秦雨缨微怔片刻,接而问:“未被蛊虫控制,会否留下什么后遗症?”
这是她最为担心的一点,不是说蛊虫留在体内容易损人心智吗?她当然害怕陆泓琛有什么三长两短。
“这等事我也见所未见为所未闻,是否会有后遗症,还需观察一段时日。”蒙栖元一五一十地答。
他敬那七王爷是条汉子,居然连这么霸道的蛊都忍受得来。
换做寻常男子,怕是早已按讷不住,拥温香软玉在怀了……
蒙栖元的话,更令秦雨缨心中多了一分担忧。
不过陆泓琛看起来并无异样,瞧着与先前无甚区别。
这日,园中的寒梅开得正盛,落蕊纷纷,经过回廊,陆泓琛忍不住驻足了片刻。
“将这些花瓣洗净,熏成干花,送去王妃房中。”他吩咐随从。
他记得,秦雨缨甚是喜欢梅花,不仅时常在书房中画花瓣的形状,连平日里翻看的书,都是一些与梅有关的古籍……
他哪里知道,秦雨缨那是在查龙砂梅的来历。
龙砂梅药性出众,非比寻常,若能找到一些残余的干花,说不定会对抑制那瘟疫有所帮助……
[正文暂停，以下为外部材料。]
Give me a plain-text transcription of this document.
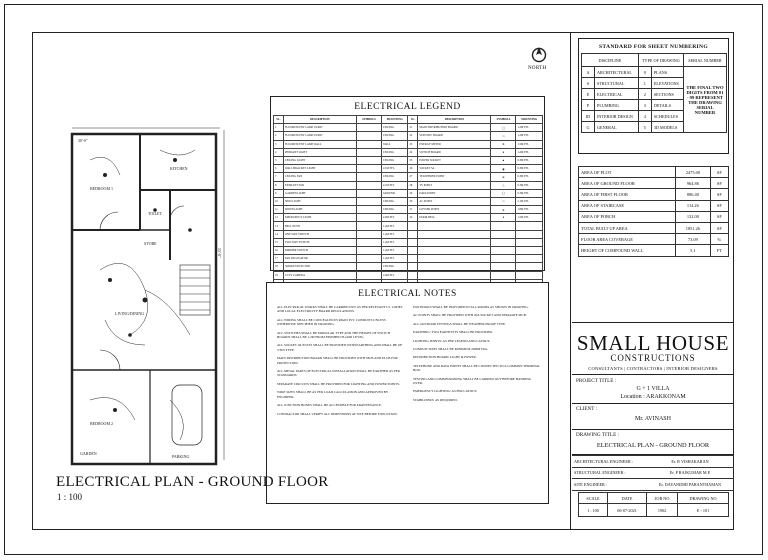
30'-0"
BEDROOM 1
KITCHEN
TOILET
STORE
LIVING/DINING
BEDROOM 2
GARDEN
PARKING
55'-0"
NORTH
ELECTRICAL LEGEND
SL.	DESCRIPTION	SYMBOLS	MOUNTING	SL.	DESCRIPTION	SYMBOLS	MOUNTING
1	FLUORESCENT LAMP 1X36W		CEILING	21	MAIN DISTRIBUTION BOARD	◯	1.2M FFL
2	FLUORESCENT LAMP 2X36W		CEILING	22	SUB DIST. BOARD	▭	1.2M FFL
3	FLUORESCENT LAMP WALL		WALL	23	ENERGY METER	⊗	1.5M FFL
4	PENDANT LIGHT		CEILING	24	SWITCH BOARD	●	1.2M FFL
5	CEILING LIGHT		CEILING	25	POWER SOCKET	▲	0.3M FFL
6	WALL BRACKET LIGHT		2.1M FFL	26	SOCKET 5A	◉	0.3M FFL
7	CEILING FAN		CEILING	27	TELEPHONE POINT	⊕	0.3M FFL
8	EXHAUST FAN		2.1M FFL	28	TV POINT	△	0.3M FFL
9	GARDEN LIGHT		GROUND	29	DATA POINT	◯	0.3M FFL
10	SPOT LIGHT		CEILING	30	AC POINT	▭	2.1M FFL
11	DOWN LIGHT		CEILING	31	GEYSER POINT	⊗	1.8M FFL
12	EMERGENCY LIGHT		2.4M FFL	32	DOOR BELL	●	1.5M FFL
13	BELL PUSH		1.2M FFL				
14	ONE WAY SWITCH		1.2M FFL				
15	TWO WAY SWITCH		1.2M FFL				
16	DIMMER SWITCH		1.2M FFL				
17	FAN REGULATOR		1.2M FFL				
18	SMOKE DETECTOR		CEILING				
19	CCTV CAMERA		2.4M FFL				

ELECTRICAL NOTES

ALL ELECTRICAL WORKS SHALL BE CARRIED OUT AS PER RELEVANT I.S. CODES AND LOCAL ELECTRICITY BOARD REGULATIONS.

ALL WIRING SHALL BE CONCEALED IN RIGID PVC CONDUITS UNLESS OTHERWISE SPECIFIED IN DRAWING.

ALL SWITCHES SHALL BE MODULAR TYPE AND THE HEIGHT OF SWITCH BOARDS SHALL BE 1.2M FROM FINISHED FLOOR LEVEL.

ALL SOCKET OUTLETS SHALL BE PROVIDED WITH EARTHING AND SHALL BE OF 3 PIN TYPE.

MAIN DISTRIBUTION BOARD SHALL BE PROVIDED WITH MCB AND ELCB FOR PROTECTION.

ALL METAL PARTS OF ELECTRICAL INSTALLATION SHALL BE EARTHED AS PER STANDARDS.

SEPARATE CIRCUITS SHALL BE PROVIDED FOR LIGHTING AND POWER POINTS.

WIRE SIZES SHALL BE AS PER LOAD CALCULATION AND APPROVED BY ENGINEER.

ALL JUNCTION BOXES SHALL BE ACCESSIBLE FOR MAINTENANCE.

CONTRACTOR SHALL VERIFY ALL DIMENSIONS AT SITE BEFORE EXECUTION.

FAN HOOKS SHALL BE PROVIDED IN ALL ROOMS AS SHOWN IN DRAWING.

AC POINTS SHALL BE PROVIDED WITH 20A SOCKET AND SEPARATE MCB.

ALL OUTDOOR FITTINGS SHALL BE WEATHER PROOF TYPE.

EARTHING: TWO EARTH PITS SHALL BE PROVIDED.

LIGHTING POINTS: AS PER LEGEND AND LAYOUT.

CONDUIT SIZES SHALL BE MINIMUM 20MM DIA.

DISTRIBUTION BOARD: LIGHT & POWER.

TELEPHONE AND DATA POINTS SHALL BE CONNECTED TO A COMMON TERMINAL BOX.

TESTING AND COMMISSIONING SHALL BE CARRIED OUT BEFORE HANDING OVER.

EMERGENCY LIGHTING: AS PER LAYOUT.

STABILIZERS: AS REQUIRED.

ELECTRICAL PLAN - GROUND FLOOR
1 : 100
STANDARD FOR SHEET NUMBERING
DISCIPLINE		TYPE OF DRAWING		SERIAL NUMBER
A	ARCHITECTURAL	0	PLANS	THE FINAL TWO DIGITS FROM 01 - 99 REPRESENT THE DRAWING SERIAL NUMBER
S	STRUCTURAL	1	ELEVATIONS	
E	ELECTRICAL	2	SECTIONS	
P	PLUMBING	3	DETAILS	
ID	INTERIOR DESIGN	4	SCHEDULES	
G	GENERAL	5	3D MODELS	
AREA OF PLOT	2475.00	SF
AREA OF GROUND FLOOR	964.86	SF
AREA OF FIRST FLOOR	886.40	SF
AREA OF STAIRCASE	114.26	SF
AREA OF PORCH	132.00	SF
TOTAL BUILT UP AREA	1851.26	SF
FLOOR AREA COVERAGE	73.09	%
HEIGHT OF COMPOUND WALL	5.1	FT
SMALL HOUSE
CONSTRUCTIONS
CONSULTANTS | CONTRACTORS | INTERIOR DESIGNERS
PROJECT TITLE :
G + 1 VILLA
Location : ARAKKONAM
CLIENT :
Mr. AVINASH
DRAWING TITLE :
ELECTRICAL PLAN - GROUND FLOOR
ARCHITECTURAL ENGINEER :	Er. R VISHAKARAN
STRUCTURAL ENGINEER :	Er. P RAJKUMAR M.E
SITE ENGINEER :	Er. DAYANIDHI PARANTHAMAN
SCALE	DATE	JOB NO	DRAWING NO
1 : 100	06-07-2021	1902	E - 101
治病救人乃秦瀚森一生所愿,她身为长姐,对他自是能帮则帮。
随从很快就叫来丫鬟,熏制了一小篮干花,陆泓琛正好闲来无事,便亲自送去了秦雨缨房中。
伸手叩了叩门,她却不在。
推开门,房中烛光闪烁,桌上摊着一本医书。
陆泓琛将那干花放在桌旁,正要转身离去,眼角的余光忽然瞥见了一物。
那是……一把折扇?
折扇静静躺在秦雨缨床下,不像是被摆放在此,倒像是不慎遗落的。
取出展开一看,泼墨的扇面甚是眼熟。
陆泓琛的瞳仁陡然变得漆黑,一如窗外渐深的夜色……
身后传来“嘎吱”的开门声,秦雨缨走了进来,脚步轻快:“秦瀚森那臭小子来信了,说已顺顺利利到了南疆……”
她如此兴高采烈,险些忽视了陆泓琛眸中那抹深沉。
话到一半,才有所察觉,不由诧异:“怎么了,是不是出什么事了?”
目光不知不觉就落到了陆泓琛手中,看到那把折扇时,秦雨缨神色微凝:“这是……蔺长冬的扇子?”
“是。”陆泓琛淡色薄唇吐出一字。